BPK Selamatkan Uang Negara Rp 13,66 Triliun selama semester I 2024

Salah satu langkah penyelamatan keuangan negara oleh BPK berasal dari penghematan pengeluaran negara melalui koreksi subsidi atau kompensasi listrik tahun 2022 dan 2023 sebesar Rp 2,57 triliun.

oleh Arthur Gideon diperbarui 03 Jan 2025, 17:45 WIB
Diterbitkan 03 Jan 2025, 17:45 WIB
Presiden Prabowo Subianto menerima Ikhtisar Hasil Pemeriksaan Semester (IHPS) I Tahun 2024 dari Ketua Badan Pemeriksa Keuangan (BPK) RI, Isma Yatun, di Istana Merdeka, Jakarta, Kamis (02/01/2025). (Dok BPK)
Presiden Prabowo Subianto menerima Ikhtisar Hasil Pemeriksaan Semester (IHPS) I Tahun 2024 dari Ketua Badan Pemeriksa Keuangan (BPK) RI, Isma Yatun, di Istana Merdeka, Jakarta, Kamis (02/01/2025). (Dok BPK)

Liputan6.com, Jakarta - Presiden Prabowo Subianto menerima Ikhtisar Hasil Pemeriksaan Semester (IHPS) I Tahun 2024 dari Ketua Badan Pemeriksa Keuangan (BPK) Isma Yatun di Istana Merdeka, Jakarta, Kamis kemarin.

Berdasarkan laporan IHPS I 2024, BPK memberikan opini Wajar Tanpa Pengecualian (WTP) atas Laporan Keuangan Pemerintah Pusat (LKPP) Tahun 2023, yang mencakup 79 Laporan Keuangan Kementerian/Lembaga (LKKL) dan satu Laporan Keuangan Bendahara Umum Negara (LKBUN).

Dikutip dari Laporan IHPS I 2024, Jumat (3/1/2025), BPK berhasil menyelamatkan keuangan negara sebesar Rp 13,66 triliun selama periode semester I tahun 2024. Angka tersebut berasal dari Pengungkapan permasalahan kerugian, potensi kerugian, dan kekurangan penerimaan dengan rekomendasi penyetoran ke kas negara sebesar Rp 11,09 triliun.

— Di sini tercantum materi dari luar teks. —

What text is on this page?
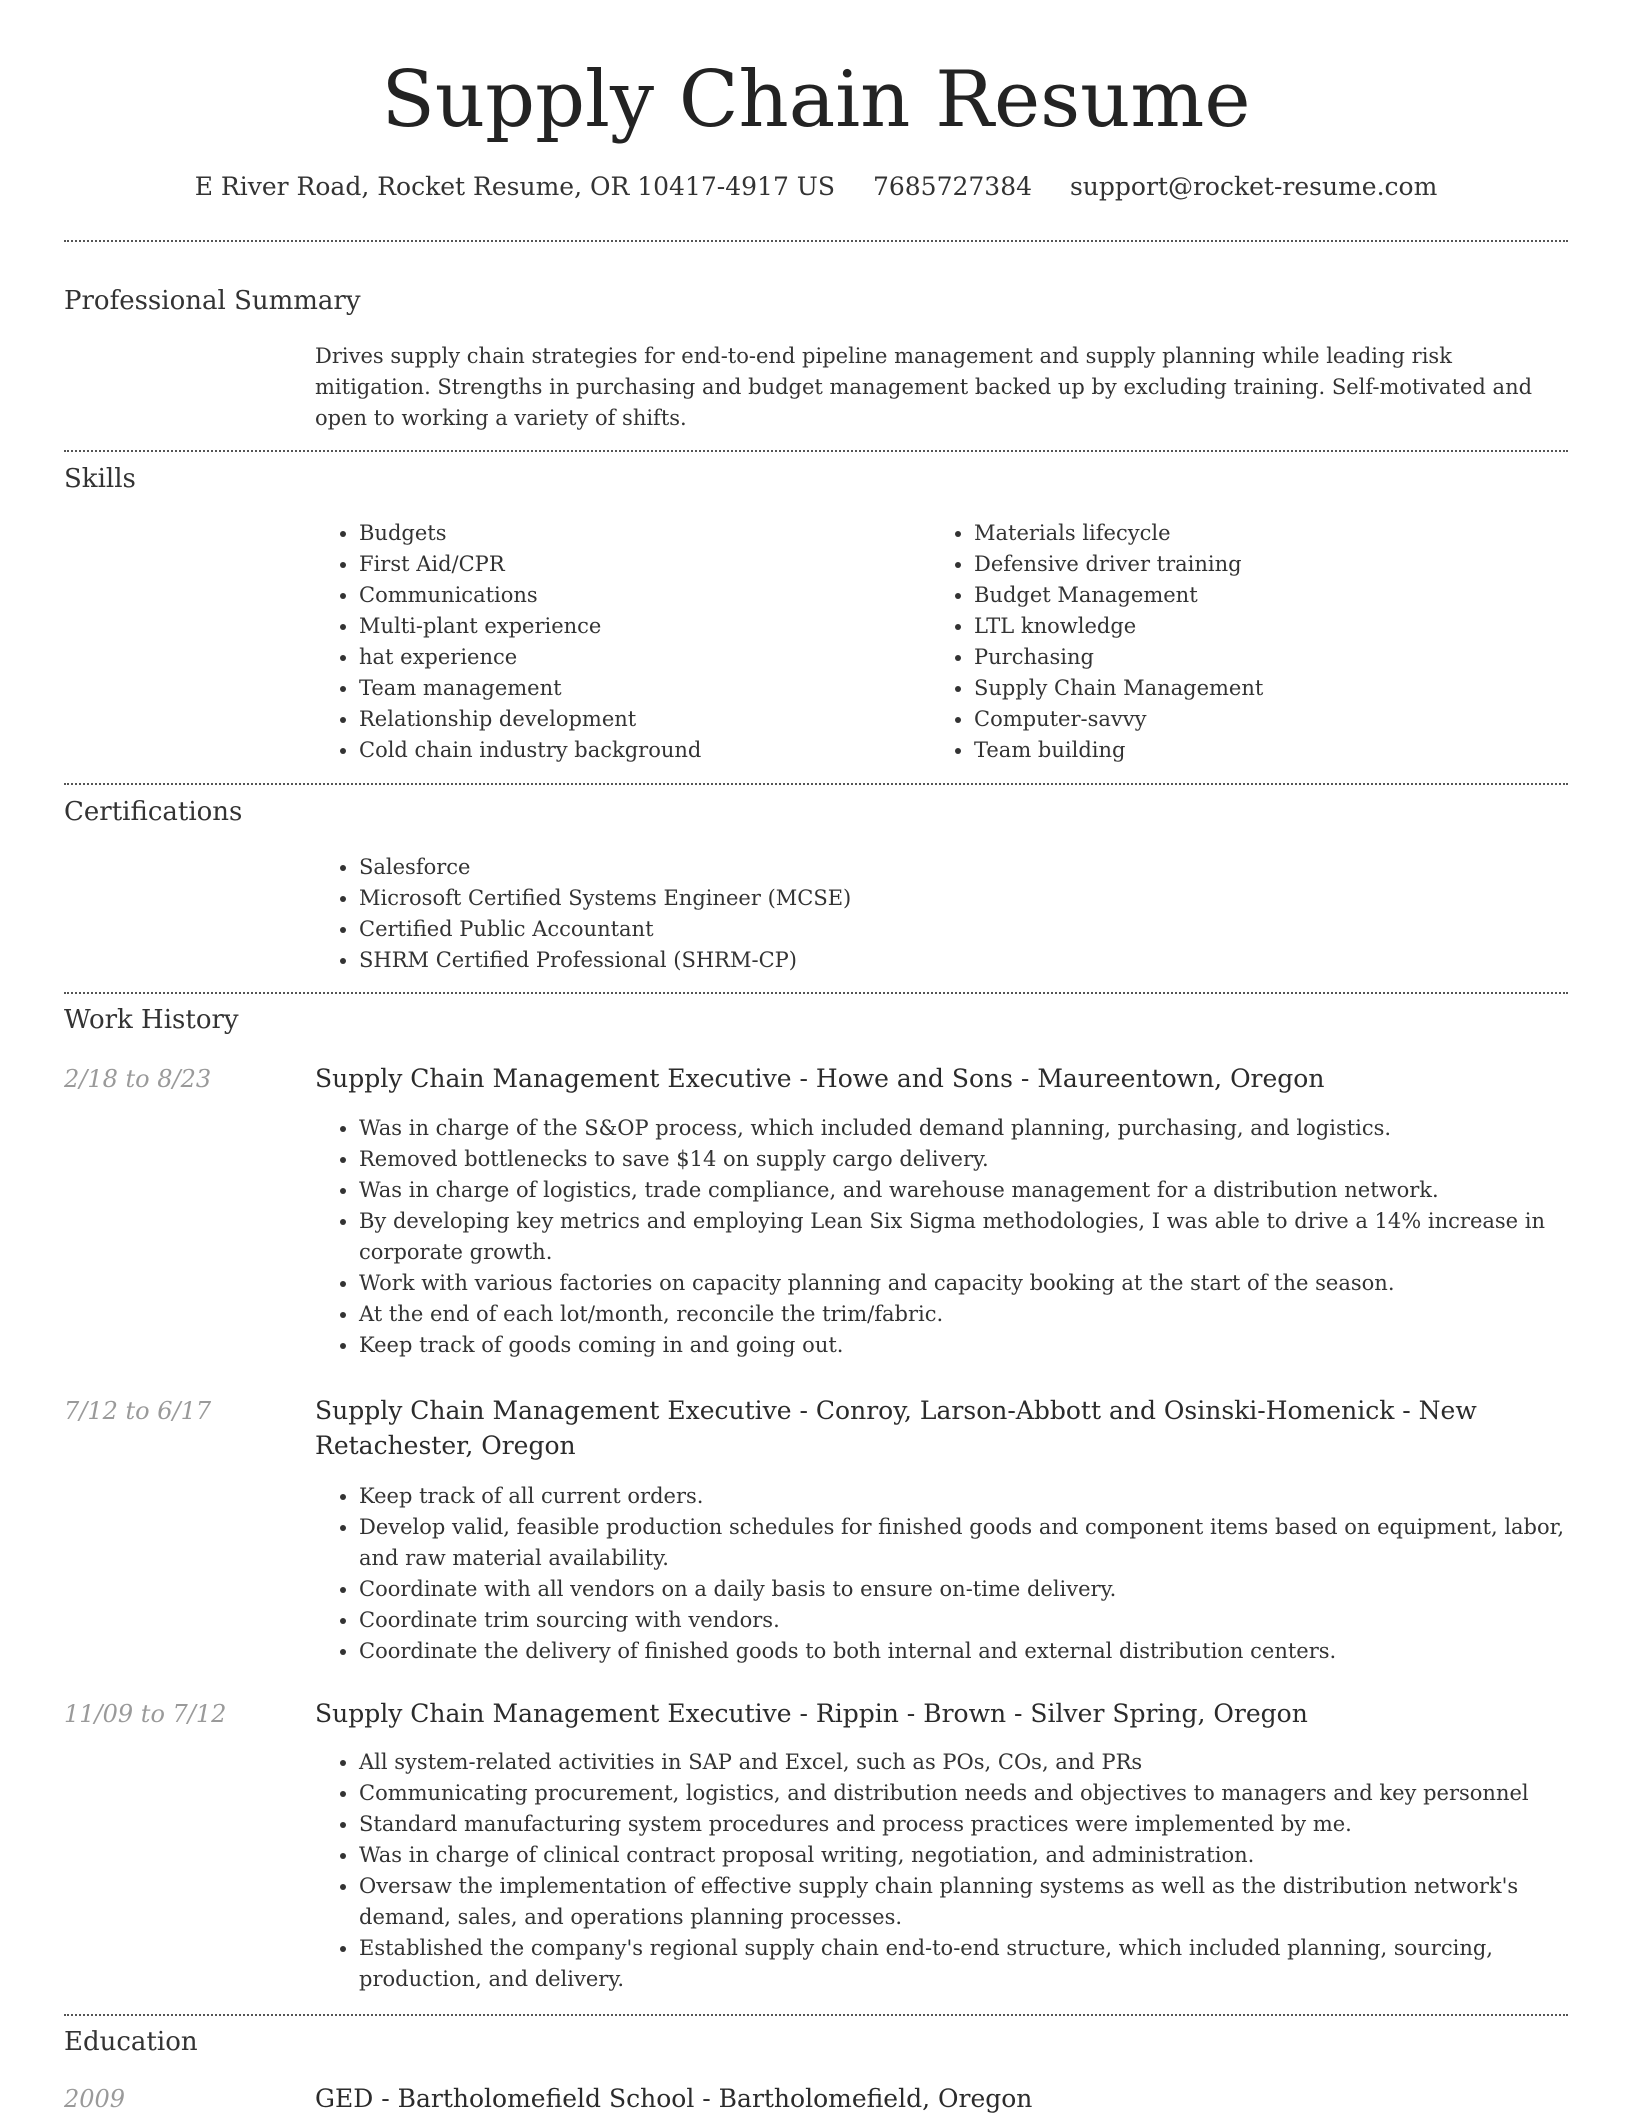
Supply Chain Resume
E River Road, Rocket Resume, OR 10417-4917 US 7685727384 support@rocket-resume.com
Professional Summary

Drives supply chain strategies for end-to-end pipeline management and supply planning while leading risk mitigation. Strengths in purchasing and budget management backed up by excluding training. Self-motivated and open to working a variety of shifts.

Skills
• Budgets
• First Aid/CPR
• Communications
• Multi-plant experience
• hat experience
• Team management
• Relationship development
• Cold chain industry background
• Materials lifecycle
• Defensive driver training
• Budget Management
• LTL knowledge
• Purchasing
• Supply Chain Management
• Computer-savvy
• Team building
Certifications
• Salesforce
• Microsoft Certified Systems Engineer (MCSE)
• Certified Public Accountant
• SHRM Certified Professional (SHRM-CP)
Work History
2/18 to 8/23	Supply Chain Management Executive - Howe and Sons - Maureentown, Oregon
• Was in charge of the S&OP process, which included demand planning, purchasing, and logistics.
• Removed bottlenecks to save $14 on supply cargo delivery.
• Was in charge of logistics, trade compliance, and warehouse management for a distribution network.
• By developing key metrics and employing Lean Six Sigma methodologies, I was able to drive a 14% increase in corporate growth.
• Work with various factories on capacity planning and capacity booking at the start of the season.
• At the end of each lot/month, reconcile the trim/fabric.
• Keep track of goods coming in and going out.
7/12 to 6/17	Supply Chain Management Executive - Conroy, Larson-Abbott and Osinski-Homenick - New Retachester, Oregon
• Keep track of all current orders.
• Develop valid, feasible production schedules for finished goods and component items based on equipment, labor, and raw material availability.
• Coordinate with all vendors on a daily basis to ensure on-time delivery.
• Coordinate trim sourcing with vendors.
• Coordinate the delivery of finished goods to both internal and external distribution centers.
11/09 to 7/12	Supply Chain Management Executive - Rippin - Brown - Silver Spring, Oregon
• All system-related activities in SAP and Excel, such as POs, COs, and PRs
• Communicating procurement, logistics, and distribution needs and objectives to managers and key personnel
• Standard manufacturing system procedures and process practices were implemented by me.
• Was in charge of clinical contract proposal writing, negotiation, and administration.
• Oversaw the implementation of effective supply chain planning systems as well as the distribution network's demand, sales, and operations planning processes.
• Established the company's regional supply chain end-to-end structure, which included planning, sourcing, production, and delivery.
Education
2009	GED - Bartholomefield School - Bartholomefield, Oregon
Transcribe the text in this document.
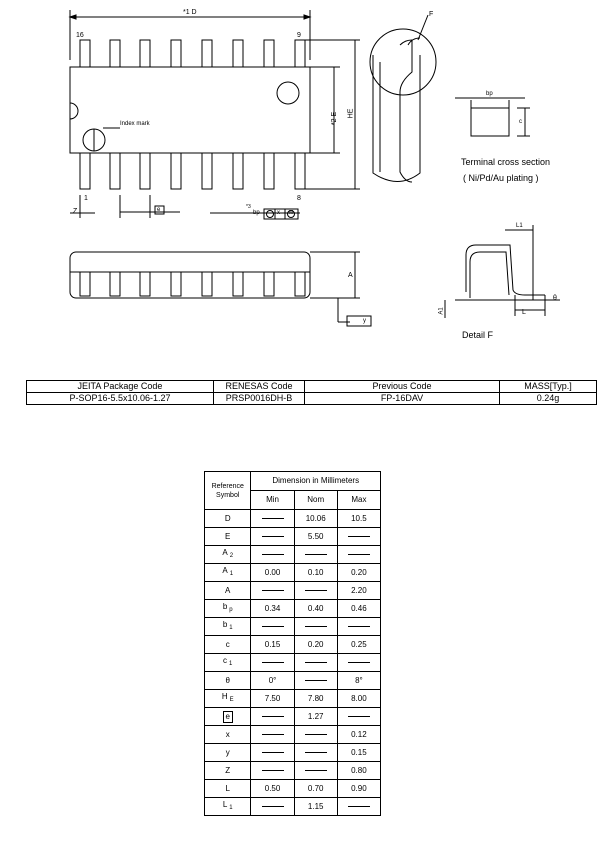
*1 D
16	9
1	8
Index mark	*2 E HE
Z	e	*3
bp	x M
F
bp
c
Terminal cross section
( Ni/Pd/Au plating )
A
y
L1
L
A1
θ
Detail F
JEITA Package Code	RENESAS Code	Previous Code	MASS[Typ.]
P-SOP16-5.5x10.06-1.27	PRSP0016DH-B	FP-16DAV	0.24g
Reference
Symbol	Dimension in Millimeters		
	Min	Nom	Max
D		10.06	10.5
E		5.50	
A $_2$			
A $_1$	0.00	0.10	0.20
A			2.20
b $_p$	0.34	0.40	0.46
b $_1$			
c	0.15	0.20	0.25
c $_1$			
θ	0°		8°
H $_E$	7.50	7.80	8.00
e		1.27	
x			0.12
y			0.15
Z			0.80
L	0.50	0.70	0.90
L $_1$		1.15	
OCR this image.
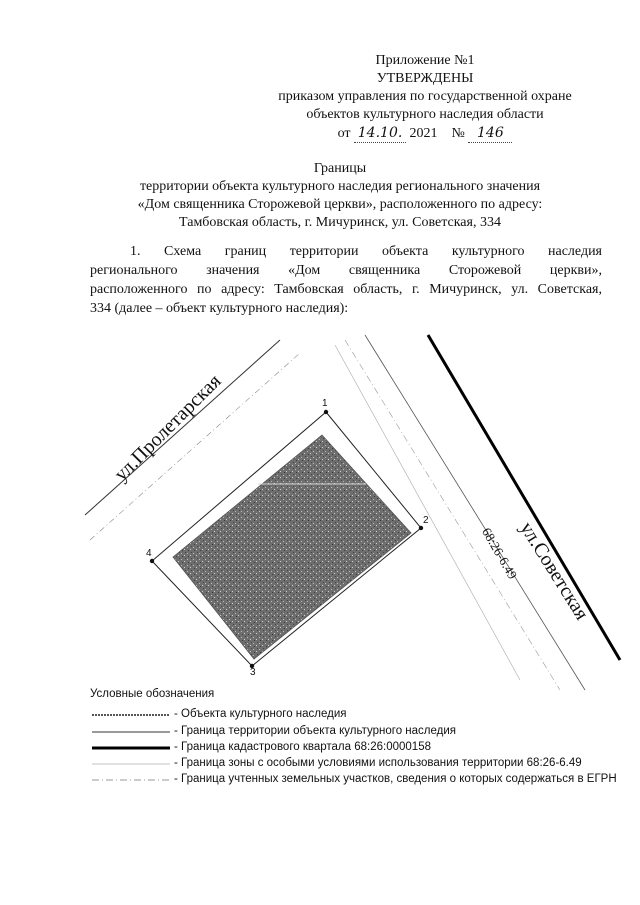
Приложение №1
УТВЕРЖДЕНЫ
приказом управления по государственной охране
объектов культурного наследия области
от 14.10. 2021 № 146
Границы
территории объекта культурного наследия регионального значения
«Дом священника Сторожевой церкви», расположенного по адресу:
Тамбовская область, г. Мичуринск, ул. Советская, 334
1. Схема границ территории объекта культурного наследия
регионального значения «Дом священника Сторожевой церкви»,
расположенного по адресу: Тамбовская область, г. Мичуринск, ул. Советская,
334 (далее – объект культурного наследия):
1
2
3
4
ул.Пролетарская
ул.Советская
68:26-6.49
Условные обозначения
- Объекта культурного наследия
- Граница территории объекта культурного наследия
- Граница кадастрового квартала 68:26:0000158
- Граница зоны с особыми условиями использования территории 68:26-6.49
- Граница учтенных земельных участков, сведения о которых содержаться в ЕГРН
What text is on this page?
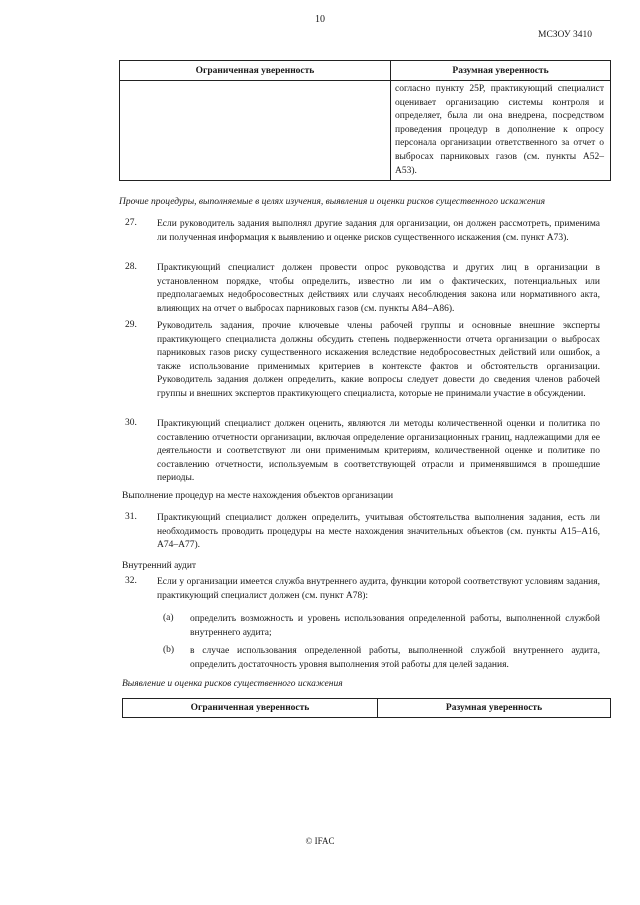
10
МСЗОУ 3410
Ограниченная уверенность	Разумная уверенность

	согласно пункту 25Р, практикующий специалист оценивает организацию системы контроля и определяет, была ли она внедрена, посредством проведения процедур в дополнение к опросу персонала организации ответственного за отчет о выбросах парниковых газов (см. пункты А52–А53).
Прочие процедуры, выполняемые в целях изучения, выявления и оценки рисков существенного искажения
27. Если руководитель задания выполнял другие задания для организации, он должен рассмотреть, применима ли полученная информация к выявлению и оценке рисков существенного искажения (см. пункт А73).

28. Практикующий специалист должен провести опрос руководства и других лиц в организации в установленном порядке, чтобы определить, известно ли им о фактических, потенциальных или предполагаемых недобросовестных действиях или случаях несоблюдения закона или нормативного акта, влияющих на отчет о выбросах парниковых газов (см. пункты А84–А86).

29. Руководитель задания, прочие ключевые члены рабочей группы и основные внешние эксперты практикующего специалиста должны обсудить степень подверженности отчета организации о выбросах парниковых газов риску существенного искажения вследствие недобросовестных действий или ошибок, а также использование применимых критериев в контексте фактов и обстоятельств организации. Руководитель задания должен определить, какие вопросы следует довести до сведения членов рабочей группы и внешних экспертов практикующего специалиста, которые не принимали участие в обсуждении.

30. Практикующий специалист должен оценить, являются ли методы количественной оценки и политика по составлению отчетности организации, включая определение организационных границ, надлежащими для ее деятельности и соответствуют ли они применимым критериям, количественной оценке и политике по составлению отчетности, используемым в соответствующей отрасли и применявшимся в прошедшие периоды.

Выполнение процедур на месте нахождения объектов организации
31. Практикующий специалист должен определить, учитывая обстоятельства выполнения задания, есть ли необходимость проводить процедуры на месте нахождения значительных объектов (см. пункты А15–А16, А74–А77).

Внутренний аудит
32. Если у организации имеется служба внутреннего аудита, функции которой соответствуют условиям задания, практикующий специалист должен (см. пункт А78):

(a) определить возможность и уровень использования определенной работы, выполненной службой внутреннего аудита;

(b) в случае использования определенной работы, выполненной службой внутреннего аудита, определить достаточность уровня выполнения этой работы для целей задания.

Выявление и оценка рисков существенного искажения
Ограниченная уверенность	Разумная уверенность
© IFAC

Rekomendasi tersebut di antaranya telah dikembalikan ke kas negara, daerah dan perusahaan pada saat pemeriksaan sebesar Rp 1,61 triliun.

Rinciannya:

  • Kementerian Sosial sebesar Rp 578,63 miliar
  • Kementerian Pekerjaan Umum dan Perumahan Rakyat sebesar Rp 136,29 miliar
  • Kementerian Energi dan Sumber Daya Mineral sebesar Rp 22 miliar
  • Pemerintah Provinsi Papua sebesar Rp 21,34 miliar.

Selain itu, menyelamatkan keuangan negara juga berasal dari penghematan pengeluaran negara melalui koreksi subsidi atau kompensasi listrik tahun 2022 dan 2023 sebesar Rp 2,57 triliun.

Ketua Badan Pemeriksa Keuangan (BPK) RI Isma Yatun menyampaikan penghargaan kepada pemerintah atas kerja sama yang baik dalam mendukung prinsip good governance, terutama terkait pengelolaan anggaran selama masa transisi pembentukan Kabinet Merah Putih.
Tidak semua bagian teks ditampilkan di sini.